Tesla Chairman Elon Musk said in Berlin in 2014 that the U.S., Australia and Germany are focus areas for Powerwall sales and add-on services, a strategy that Sonnen shares. Helped by subsidies, some 32,000 solar batteries were sold in Germany last year.

Envision, which has branched out as China’s second-biggest wind turbine maker into power management solutions, will help Sonnen’s network plans with software expertise, said Ostermann. GE Ventures, another stakeholder, is also advising on technology.

Sonnen battery owners who sign up to the “SonnenCommunity” platform can trade power for about 23 euro cents (25 U.S. cents) a kilowatt-hour, lower than current average rate of about 30 euro cents, the company estimates.

A thirst for investment cash may prompt European power generation and grid companies -- conventional or “virtual” like Sonnen -- to turn to share sales, launching what Goldman Sachs Group Inc. called a “super cycle” of investment in low-carbon power generation and management, in a note last month.

As much as 700 billion euros may be sought by utilities as they boost investment in clean energy, power management, grids and storage, said the investment bank.

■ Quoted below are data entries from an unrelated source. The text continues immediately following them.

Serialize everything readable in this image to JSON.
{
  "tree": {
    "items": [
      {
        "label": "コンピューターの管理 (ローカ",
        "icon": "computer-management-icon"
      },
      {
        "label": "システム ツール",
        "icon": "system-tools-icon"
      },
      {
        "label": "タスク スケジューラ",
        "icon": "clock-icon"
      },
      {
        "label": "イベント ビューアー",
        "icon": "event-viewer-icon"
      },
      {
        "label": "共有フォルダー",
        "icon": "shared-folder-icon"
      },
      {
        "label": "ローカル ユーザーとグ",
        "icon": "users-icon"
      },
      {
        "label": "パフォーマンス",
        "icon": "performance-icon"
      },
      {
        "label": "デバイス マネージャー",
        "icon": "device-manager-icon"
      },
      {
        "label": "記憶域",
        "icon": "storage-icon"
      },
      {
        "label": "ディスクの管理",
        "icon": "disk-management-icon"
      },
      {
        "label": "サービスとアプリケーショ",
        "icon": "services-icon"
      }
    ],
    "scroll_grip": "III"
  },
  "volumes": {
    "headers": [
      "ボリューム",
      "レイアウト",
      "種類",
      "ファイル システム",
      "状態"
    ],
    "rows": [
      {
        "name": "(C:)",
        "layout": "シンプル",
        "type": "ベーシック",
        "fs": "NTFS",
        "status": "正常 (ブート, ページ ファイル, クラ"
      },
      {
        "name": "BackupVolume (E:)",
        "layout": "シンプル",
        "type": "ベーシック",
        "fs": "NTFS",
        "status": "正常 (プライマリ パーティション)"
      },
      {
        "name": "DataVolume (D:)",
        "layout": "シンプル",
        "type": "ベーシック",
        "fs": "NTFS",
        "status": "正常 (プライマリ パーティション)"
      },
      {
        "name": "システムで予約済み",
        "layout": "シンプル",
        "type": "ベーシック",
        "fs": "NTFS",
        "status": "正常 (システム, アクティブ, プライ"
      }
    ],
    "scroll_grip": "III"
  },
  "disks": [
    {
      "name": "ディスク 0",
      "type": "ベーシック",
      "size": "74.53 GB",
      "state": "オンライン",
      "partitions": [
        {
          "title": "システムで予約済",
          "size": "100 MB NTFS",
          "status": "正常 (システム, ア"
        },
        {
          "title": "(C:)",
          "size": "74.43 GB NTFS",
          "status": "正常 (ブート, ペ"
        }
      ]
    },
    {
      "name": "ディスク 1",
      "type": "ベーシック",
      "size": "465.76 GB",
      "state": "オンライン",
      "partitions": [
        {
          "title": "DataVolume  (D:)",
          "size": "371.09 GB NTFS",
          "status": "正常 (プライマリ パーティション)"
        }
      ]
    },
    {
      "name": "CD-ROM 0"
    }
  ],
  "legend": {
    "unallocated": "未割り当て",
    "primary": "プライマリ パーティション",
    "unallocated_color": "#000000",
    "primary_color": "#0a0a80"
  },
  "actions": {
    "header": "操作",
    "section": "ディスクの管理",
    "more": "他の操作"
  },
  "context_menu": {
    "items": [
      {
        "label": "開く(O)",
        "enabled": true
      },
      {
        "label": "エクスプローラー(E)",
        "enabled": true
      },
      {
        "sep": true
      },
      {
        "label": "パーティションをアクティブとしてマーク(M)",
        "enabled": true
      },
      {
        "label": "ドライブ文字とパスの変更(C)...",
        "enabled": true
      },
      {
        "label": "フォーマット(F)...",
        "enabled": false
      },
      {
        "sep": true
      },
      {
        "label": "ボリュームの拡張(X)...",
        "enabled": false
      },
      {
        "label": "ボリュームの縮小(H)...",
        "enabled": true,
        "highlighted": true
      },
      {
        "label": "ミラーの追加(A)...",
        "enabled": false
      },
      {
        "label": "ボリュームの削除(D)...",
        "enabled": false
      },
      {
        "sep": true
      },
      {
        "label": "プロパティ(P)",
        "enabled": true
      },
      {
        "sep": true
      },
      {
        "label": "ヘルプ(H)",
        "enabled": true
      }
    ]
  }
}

The IPO of RWE AG’s grid and renewable energy spin-off Innogy SE this month created Germany’s most-valued utility, bigger than the mother ship where conventional power is located.

Global utility-scale and retail storage capacity may jump to 45.1 gigawatts by 2024 from 2.9 GW this year, with the biggest growth markets being Japan, the U.S., China, India and Germany, according to a forecast this month from Bloomberg New Energy Finance.